Lors de la génération d’empreintes métaboliques, moins de 20 % des signaux d’intérêt sont généralement annotés (Blaženović et al., 2018). Par conséquent, l’élucidation structurale du reste des métabolites non-annotés, soit inconnus, est un enjeu majeur pour une meilleure connaissance du métabolome de l’organisme étudié. Des études plus approfondies sont donc essentielles pour identifier de nouveaux métabolites ce qui nécessite l’utilisation, voire la combinaison, de méthodes analytiques plus adaptées (ex. RMN, marquage isotopique, techniques de dérivation chimique, MS/MS ou MSn) et d’outils de calcul et de prédiction pour interpréter les données spectrales expérimentales d’ions fragmentés (Rathahao-Paris et al., 2015). L’une des approches pour l’élucidation structurale de métabolites inconnus est la construction de réseaux moléculaires basés sur les similarités spectrales (spectres de fragmentation issus d’analyses MS/MS). La plateforme en ligne Global Natural Product Social Molecular Networking (GNPS, https://gnps.ucsd.edu/) a été développée pour l’analyse et le partage de données spectrales et ainsi permettre la construction de tels réseaux moléculaires (Wang et al., 2016). Le principe de base sur lequel repose GNPS est l’hypothèse selon laquelle les molécules de structure similaire se fragmenteront de la même manière lors de l’acquisition de données MS/MS.
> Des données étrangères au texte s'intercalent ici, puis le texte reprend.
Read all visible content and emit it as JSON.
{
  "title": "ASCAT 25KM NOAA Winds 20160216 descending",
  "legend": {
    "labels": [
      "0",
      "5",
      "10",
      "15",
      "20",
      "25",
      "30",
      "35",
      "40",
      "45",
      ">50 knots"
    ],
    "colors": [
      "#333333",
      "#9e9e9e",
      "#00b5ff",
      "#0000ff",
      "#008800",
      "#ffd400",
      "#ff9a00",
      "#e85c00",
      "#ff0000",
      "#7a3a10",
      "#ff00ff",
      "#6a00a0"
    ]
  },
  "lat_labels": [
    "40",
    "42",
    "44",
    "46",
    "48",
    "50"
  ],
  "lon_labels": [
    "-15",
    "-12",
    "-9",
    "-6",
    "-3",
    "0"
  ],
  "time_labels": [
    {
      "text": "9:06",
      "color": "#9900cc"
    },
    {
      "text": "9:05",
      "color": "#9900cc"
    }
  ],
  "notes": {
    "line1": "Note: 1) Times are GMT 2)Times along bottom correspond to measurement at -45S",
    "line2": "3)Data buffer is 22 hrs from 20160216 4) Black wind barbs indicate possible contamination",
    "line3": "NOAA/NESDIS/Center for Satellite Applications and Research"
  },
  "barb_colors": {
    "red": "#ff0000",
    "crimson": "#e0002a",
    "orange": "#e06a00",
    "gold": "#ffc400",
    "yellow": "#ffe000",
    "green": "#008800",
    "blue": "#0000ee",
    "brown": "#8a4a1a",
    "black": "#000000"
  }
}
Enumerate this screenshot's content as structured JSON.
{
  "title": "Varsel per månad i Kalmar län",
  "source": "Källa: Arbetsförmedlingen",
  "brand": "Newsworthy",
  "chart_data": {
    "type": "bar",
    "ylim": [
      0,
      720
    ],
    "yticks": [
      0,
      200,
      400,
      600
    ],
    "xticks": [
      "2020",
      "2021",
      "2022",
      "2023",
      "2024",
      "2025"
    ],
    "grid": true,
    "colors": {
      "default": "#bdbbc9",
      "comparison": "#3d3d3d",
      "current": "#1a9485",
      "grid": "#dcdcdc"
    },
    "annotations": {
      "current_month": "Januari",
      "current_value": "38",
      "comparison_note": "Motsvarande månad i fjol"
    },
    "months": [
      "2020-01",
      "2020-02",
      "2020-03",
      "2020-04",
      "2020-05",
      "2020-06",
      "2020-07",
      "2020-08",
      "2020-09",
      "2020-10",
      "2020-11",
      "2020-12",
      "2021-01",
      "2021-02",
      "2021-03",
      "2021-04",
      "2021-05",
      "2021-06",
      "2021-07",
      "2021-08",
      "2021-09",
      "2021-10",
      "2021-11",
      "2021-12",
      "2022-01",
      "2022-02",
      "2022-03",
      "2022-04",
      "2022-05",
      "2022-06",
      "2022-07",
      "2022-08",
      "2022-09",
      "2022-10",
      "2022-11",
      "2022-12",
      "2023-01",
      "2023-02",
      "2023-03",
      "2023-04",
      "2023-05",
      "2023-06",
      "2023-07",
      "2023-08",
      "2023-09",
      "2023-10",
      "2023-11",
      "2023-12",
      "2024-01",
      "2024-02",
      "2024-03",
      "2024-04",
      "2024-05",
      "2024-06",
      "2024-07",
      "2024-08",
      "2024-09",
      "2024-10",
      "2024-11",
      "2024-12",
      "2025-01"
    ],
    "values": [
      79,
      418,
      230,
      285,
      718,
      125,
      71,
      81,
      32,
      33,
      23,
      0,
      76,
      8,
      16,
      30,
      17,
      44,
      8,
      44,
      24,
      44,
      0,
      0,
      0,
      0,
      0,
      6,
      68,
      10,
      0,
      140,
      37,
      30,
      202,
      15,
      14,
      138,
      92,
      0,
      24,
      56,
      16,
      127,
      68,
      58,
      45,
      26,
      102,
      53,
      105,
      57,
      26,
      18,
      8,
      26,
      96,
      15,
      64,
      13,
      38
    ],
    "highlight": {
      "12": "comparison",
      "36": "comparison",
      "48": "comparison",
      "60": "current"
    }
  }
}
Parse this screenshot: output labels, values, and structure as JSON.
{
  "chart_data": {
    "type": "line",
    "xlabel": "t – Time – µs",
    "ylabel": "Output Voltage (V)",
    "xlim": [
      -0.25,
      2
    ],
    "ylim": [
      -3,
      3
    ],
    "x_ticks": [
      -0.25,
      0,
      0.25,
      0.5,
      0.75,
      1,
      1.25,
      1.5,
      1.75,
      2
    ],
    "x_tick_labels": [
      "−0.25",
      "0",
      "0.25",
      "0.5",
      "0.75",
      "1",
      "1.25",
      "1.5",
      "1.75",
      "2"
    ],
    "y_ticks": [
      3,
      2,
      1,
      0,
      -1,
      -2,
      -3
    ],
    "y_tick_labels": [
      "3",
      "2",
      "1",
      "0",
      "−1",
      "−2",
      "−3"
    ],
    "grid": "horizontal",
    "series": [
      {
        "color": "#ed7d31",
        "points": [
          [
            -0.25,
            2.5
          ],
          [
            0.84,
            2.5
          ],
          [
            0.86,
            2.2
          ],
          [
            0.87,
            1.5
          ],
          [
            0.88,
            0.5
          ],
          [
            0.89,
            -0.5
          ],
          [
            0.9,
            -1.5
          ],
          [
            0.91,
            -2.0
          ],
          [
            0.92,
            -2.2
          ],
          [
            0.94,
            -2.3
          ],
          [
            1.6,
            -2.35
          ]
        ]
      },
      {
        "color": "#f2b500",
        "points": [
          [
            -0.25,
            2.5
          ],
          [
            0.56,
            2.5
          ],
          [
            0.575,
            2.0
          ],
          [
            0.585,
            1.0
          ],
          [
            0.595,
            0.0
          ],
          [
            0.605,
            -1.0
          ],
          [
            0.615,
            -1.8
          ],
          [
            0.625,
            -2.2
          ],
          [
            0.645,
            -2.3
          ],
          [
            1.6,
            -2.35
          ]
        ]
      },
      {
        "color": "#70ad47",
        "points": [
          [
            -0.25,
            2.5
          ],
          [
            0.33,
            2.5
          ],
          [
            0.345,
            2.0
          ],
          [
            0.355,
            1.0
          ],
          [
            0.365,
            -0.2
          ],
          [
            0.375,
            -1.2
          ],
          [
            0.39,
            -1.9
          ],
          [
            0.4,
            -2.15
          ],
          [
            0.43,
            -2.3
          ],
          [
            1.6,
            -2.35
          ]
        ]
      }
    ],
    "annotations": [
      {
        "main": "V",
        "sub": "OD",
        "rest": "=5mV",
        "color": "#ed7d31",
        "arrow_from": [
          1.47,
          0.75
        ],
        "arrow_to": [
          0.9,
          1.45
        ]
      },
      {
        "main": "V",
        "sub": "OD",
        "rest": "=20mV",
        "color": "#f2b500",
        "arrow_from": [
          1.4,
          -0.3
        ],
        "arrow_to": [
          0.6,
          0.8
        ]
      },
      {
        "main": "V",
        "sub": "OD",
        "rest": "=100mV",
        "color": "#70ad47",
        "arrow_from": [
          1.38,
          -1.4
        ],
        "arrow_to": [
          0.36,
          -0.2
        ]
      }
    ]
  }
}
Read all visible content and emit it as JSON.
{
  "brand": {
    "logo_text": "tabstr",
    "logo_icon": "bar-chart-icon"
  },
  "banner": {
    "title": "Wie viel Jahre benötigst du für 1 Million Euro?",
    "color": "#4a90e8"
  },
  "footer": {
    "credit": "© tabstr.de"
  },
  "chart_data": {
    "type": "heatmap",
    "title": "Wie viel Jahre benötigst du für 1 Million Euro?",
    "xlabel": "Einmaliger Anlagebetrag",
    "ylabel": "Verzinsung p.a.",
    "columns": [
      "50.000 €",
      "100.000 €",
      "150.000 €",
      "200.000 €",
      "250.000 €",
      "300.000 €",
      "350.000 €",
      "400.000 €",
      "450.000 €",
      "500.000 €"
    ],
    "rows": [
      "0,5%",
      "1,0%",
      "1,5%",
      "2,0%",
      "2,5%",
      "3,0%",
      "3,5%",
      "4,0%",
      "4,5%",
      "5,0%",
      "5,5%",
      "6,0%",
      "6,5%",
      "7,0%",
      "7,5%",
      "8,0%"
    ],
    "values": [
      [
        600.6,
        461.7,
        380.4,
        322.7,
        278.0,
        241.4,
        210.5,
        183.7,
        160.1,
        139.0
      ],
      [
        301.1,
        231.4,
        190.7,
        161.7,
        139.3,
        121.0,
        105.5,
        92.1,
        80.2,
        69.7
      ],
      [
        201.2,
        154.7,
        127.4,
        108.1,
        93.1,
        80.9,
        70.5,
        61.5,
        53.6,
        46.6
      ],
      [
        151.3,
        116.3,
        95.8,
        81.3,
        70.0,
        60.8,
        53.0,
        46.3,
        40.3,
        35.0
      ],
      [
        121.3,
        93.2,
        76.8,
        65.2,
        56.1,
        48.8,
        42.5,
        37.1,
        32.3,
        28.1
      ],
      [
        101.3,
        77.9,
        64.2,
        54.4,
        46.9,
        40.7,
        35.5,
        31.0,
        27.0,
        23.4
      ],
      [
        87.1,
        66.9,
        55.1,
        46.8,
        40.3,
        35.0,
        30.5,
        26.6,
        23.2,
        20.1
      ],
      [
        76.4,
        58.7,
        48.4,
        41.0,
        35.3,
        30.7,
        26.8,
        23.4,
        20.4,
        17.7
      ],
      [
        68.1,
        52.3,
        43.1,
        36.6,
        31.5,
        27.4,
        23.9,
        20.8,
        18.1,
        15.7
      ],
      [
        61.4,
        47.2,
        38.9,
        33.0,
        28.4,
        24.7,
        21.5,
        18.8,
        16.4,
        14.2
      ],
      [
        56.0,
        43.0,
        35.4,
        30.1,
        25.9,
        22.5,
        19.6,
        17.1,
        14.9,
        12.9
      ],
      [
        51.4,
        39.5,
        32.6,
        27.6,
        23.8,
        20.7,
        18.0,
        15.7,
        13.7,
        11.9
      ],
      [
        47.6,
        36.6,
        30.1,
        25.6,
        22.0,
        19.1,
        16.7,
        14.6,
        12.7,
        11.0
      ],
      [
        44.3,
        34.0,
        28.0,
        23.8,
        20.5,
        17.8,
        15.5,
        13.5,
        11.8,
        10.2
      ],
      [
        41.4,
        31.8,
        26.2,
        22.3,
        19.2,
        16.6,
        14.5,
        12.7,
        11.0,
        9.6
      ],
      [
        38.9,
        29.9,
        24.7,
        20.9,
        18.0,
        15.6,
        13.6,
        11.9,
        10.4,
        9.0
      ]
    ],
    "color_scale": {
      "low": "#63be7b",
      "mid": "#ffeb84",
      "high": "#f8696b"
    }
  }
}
74 Par conséquent, deux molécules structurellement apparentées auront probablement des spectres d’ions fragmentés similaires. L’algorithme de GNPS compare automatiquement tous les spectres MS/MS en les alignant un par un et leur assigne grâce à une fonction cosinus un score, le cosine score, compris entre 0 (aucune similitude entre les spectres) et 1 (spectres identiques) pour chaque alignement. Un filtre peut ensuite être appliqué pour ne conserver uniquement les molécules ayant un cosine score élevé (génralement > 0,6) et un nombre suffisant de fragments partagés (généralement > 5). Le réseau moléculaire peut ensuite être exporté vers le logiciel Cytoscape pour en améliorer sa visualisation et son exploitation. Ainsi, chaque nœud (node) du réseau correspond à un spectre de fragmentation, soit une molécule, relié entre eux par des lignes (edge) plus ou moins épaisses selon leur degré de similarité. La visualisation du réseau moléculaire permet de cette manière d’observer des groupes de spectres MS/MS correspondant à des familles moléculaires de métabolites structurellement liées. Lorsqu’au sein d’un groupe un ou plusieurs spectres ont été au préalable identifiés, il est possible d’annoter les autres spectres analogues plus rapidement obtenant ainsi une annotation putative de leur structure (annotation de niveau 3), en attendant leur confirmation.

Une fois les métabolites d’intérêt identifiés, il est nécessaire de les replacer dans leur contexte biologique afin de fournir une interprétation en lien avec la question de recherche posée. L’interprétation biologique des données métabolomiques doit si possible intégrer les causes biochimiques des changements métaboliques ainsi que leurs conséquences physiologiques sur le système biologique étudié.